In other good news for the Teamsters, a court order will bring an end to 25 years of federal government supervision of the International Brotherhood of Teamsters that stemmed from a civil racketeering lawsuit filed by then-U.S. Attorney Rudolph Giuliani in 1988. The order, issued by Judge Loretta Preska of the Southern District of New York and approving a deal agreed upon by the Union and the U.S. Department of Justice, will phase out the federal supervision over the next five years.

The racketeering lawsuit alleged union corruption and control by the Mafia. In 1999, the Union and the government entered into a consent decree, establishing an independent oversight panel and special rules of nomination and election of officers. A number of Teamsters officials were criminally indicted.

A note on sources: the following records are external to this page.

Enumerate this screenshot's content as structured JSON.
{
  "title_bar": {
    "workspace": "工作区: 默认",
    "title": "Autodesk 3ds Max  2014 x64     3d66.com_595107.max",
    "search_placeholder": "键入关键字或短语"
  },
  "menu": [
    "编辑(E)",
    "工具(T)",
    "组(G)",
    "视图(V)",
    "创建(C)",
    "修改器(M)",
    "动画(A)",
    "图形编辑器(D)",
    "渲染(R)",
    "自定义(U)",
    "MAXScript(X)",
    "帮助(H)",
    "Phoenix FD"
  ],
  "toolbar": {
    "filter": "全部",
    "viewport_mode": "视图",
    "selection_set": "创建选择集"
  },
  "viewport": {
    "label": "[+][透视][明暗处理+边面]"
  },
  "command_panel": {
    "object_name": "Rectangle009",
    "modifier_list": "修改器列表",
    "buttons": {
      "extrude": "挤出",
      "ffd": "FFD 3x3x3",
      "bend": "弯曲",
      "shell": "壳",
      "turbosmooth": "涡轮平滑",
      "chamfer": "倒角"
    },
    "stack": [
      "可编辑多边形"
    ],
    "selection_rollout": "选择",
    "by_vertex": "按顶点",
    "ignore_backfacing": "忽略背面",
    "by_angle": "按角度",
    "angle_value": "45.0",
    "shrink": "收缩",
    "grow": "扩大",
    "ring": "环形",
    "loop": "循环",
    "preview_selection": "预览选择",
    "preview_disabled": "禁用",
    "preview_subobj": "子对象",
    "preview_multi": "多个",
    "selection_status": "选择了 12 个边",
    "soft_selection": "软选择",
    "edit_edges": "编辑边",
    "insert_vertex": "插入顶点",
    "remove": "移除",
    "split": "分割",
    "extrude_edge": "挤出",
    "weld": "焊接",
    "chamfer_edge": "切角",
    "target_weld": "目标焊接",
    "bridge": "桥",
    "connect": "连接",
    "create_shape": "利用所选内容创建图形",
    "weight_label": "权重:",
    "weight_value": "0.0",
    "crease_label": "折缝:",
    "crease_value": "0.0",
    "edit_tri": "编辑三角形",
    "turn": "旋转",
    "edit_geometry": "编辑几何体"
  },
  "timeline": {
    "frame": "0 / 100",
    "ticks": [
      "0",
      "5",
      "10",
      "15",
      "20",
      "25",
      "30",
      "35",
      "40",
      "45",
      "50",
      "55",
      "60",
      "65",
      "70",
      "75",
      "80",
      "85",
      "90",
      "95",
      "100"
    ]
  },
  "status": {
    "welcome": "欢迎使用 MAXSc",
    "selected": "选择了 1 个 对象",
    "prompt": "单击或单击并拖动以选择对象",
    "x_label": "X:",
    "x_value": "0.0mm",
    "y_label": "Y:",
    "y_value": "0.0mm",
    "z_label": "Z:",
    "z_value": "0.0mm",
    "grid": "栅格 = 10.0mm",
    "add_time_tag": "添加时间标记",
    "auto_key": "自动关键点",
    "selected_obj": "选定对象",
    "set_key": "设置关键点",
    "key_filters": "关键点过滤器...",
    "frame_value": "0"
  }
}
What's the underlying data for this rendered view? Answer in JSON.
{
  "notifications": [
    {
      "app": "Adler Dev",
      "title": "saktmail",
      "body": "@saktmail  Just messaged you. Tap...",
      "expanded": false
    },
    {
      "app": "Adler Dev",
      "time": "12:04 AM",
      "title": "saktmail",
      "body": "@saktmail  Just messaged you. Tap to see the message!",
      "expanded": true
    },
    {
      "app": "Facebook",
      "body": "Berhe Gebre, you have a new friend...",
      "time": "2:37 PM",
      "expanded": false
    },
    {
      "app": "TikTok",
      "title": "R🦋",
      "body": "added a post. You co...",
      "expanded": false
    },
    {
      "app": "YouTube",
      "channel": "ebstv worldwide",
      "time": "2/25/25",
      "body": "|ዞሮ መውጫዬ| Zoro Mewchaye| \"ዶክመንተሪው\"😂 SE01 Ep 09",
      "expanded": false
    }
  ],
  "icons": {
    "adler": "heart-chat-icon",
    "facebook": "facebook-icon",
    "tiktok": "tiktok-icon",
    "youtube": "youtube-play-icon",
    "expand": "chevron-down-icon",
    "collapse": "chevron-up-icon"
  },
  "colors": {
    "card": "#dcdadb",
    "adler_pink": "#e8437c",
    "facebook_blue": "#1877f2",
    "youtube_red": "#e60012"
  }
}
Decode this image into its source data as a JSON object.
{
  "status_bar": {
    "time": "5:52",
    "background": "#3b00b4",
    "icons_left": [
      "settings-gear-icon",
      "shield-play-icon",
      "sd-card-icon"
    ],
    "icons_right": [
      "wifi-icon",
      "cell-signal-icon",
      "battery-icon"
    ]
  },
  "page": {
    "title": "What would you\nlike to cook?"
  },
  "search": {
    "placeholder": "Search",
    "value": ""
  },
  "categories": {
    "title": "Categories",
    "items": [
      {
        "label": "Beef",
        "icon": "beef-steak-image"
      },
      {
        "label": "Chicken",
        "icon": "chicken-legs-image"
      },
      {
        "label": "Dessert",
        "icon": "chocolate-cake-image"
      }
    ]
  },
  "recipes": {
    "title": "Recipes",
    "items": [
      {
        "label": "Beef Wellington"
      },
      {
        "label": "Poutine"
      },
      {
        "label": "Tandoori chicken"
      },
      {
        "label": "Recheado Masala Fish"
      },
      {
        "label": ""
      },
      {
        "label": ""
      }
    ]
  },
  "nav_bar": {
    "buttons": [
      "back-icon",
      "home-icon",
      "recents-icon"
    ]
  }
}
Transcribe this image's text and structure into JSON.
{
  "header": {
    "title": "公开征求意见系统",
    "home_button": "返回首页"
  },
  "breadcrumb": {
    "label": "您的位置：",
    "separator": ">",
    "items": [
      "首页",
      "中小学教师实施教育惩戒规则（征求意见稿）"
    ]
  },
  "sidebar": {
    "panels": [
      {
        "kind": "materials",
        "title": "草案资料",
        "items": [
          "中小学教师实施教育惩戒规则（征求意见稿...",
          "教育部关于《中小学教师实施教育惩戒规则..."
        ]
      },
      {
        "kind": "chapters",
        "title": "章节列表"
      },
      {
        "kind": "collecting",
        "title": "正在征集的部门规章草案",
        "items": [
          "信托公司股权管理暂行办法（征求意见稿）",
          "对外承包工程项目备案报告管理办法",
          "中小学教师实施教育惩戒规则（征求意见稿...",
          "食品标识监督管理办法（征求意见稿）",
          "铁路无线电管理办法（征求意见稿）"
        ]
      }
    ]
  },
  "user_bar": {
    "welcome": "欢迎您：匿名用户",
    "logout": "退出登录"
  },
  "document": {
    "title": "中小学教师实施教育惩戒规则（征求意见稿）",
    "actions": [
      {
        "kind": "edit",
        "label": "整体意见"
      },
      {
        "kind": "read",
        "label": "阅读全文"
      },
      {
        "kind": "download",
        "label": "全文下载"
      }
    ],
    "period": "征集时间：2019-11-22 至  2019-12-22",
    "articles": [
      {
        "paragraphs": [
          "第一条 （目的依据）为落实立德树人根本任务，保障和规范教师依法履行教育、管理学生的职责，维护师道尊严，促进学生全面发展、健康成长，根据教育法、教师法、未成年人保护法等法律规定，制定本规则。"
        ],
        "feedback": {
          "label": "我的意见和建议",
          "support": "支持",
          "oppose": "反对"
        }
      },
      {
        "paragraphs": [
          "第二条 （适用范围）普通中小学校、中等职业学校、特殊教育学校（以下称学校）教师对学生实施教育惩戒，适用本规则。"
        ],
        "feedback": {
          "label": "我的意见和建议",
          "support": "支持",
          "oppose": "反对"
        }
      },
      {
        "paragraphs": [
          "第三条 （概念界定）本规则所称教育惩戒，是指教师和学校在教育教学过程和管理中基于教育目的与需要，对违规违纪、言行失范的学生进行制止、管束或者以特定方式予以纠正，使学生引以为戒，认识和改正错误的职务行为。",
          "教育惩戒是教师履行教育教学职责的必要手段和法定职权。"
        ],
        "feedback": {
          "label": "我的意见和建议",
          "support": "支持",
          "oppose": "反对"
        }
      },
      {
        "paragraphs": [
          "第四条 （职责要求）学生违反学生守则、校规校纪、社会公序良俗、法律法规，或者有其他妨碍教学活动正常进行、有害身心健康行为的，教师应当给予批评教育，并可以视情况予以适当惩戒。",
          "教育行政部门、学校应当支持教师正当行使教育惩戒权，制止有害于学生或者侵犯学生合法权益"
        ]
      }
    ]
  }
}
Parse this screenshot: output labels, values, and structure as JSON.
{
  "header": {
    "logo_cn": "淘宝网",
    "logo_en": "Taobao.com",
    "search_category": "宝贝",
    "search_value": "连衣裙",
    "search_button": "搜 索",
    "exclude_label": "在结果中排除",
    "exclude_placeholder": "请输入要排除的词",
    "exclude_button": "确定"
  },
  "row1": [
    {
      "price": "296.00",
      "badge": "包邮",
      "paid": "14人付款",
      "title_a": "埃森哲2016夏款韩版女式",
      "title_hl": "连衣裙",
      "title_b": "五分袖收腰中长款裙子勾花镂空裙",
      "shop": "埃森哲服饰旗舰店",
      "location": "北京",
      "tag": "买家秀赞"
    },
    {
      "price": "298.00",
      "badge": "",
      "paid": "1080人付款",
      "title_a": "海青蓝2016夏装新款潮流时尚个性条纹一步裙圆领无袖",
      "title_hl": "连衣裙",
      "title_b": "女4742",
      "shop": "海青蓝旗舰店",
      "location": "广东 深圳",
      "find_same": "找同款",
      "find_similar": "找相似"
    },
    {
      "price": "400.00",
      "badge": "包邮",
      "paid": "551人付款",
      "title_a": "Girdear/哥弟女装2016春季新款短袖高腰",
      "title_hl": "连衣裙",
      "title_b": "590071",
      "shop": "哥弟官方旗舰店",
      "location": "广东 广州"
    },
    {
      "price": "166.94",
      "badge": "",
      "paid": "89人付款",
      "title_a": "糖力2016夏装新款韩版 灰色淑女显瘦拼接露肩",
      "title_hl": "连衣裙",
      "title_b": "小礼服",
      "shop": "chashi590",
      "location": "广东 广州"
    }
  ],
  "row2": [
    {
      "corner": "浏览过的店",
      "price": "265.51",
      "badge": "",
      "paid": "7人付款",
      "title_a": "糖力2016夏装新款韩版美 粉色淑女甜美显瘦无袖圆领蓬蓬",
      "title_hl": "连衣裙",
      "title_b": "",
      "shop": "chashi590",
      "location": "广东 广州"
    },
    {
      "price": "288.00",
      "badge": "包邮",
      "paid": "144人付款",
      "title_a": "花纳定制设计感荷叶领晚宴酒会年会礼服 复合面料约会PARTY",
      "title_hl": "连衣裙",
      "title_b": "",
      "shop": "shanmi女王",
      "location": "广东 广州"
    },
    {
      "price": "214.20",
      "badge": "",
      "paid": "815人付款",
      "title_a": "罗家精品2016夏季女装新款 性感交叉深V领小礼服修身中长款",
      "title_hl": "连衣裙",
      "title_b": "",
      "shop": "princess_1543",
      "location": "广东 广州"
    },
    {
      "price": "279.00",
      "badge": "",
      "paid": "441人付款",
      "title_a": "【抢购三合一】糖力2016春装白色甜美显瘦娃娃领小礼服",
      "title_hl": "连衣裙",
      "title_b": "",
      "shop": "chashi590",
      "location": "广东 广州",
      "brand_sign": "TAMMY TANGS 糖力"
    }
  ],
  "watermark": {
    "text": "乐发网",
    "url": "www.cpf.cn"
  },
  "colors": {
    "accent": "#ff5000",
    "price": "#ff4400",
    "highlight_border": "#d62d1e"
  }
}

The court order, issued February 17, was welcomed by the Union, which has been fighting to end the special supervision for years. "This is a historic agreement that returns our great union to our 1.4 million Teamster members," said James P. Hoffa, General President of the Union. The settlement is complicated, but it retains some election rules designed to ensure fair opportunities for nomination and election of officers. It also allows the Justice Department to seek an injunction if the Union makes rule changes that the government believes would make the election process unfair and deprive members of reasonable opportunity to nominate candidates, hold office, vote for and otherwise support candidates of their choice.

Teamsters for a Democratic Union, a group historically associated with insurgent candidates for leadership positions against incumbent union leaders and their selected heirs, supported the settlement but sought some changes to it that ultimately were not included.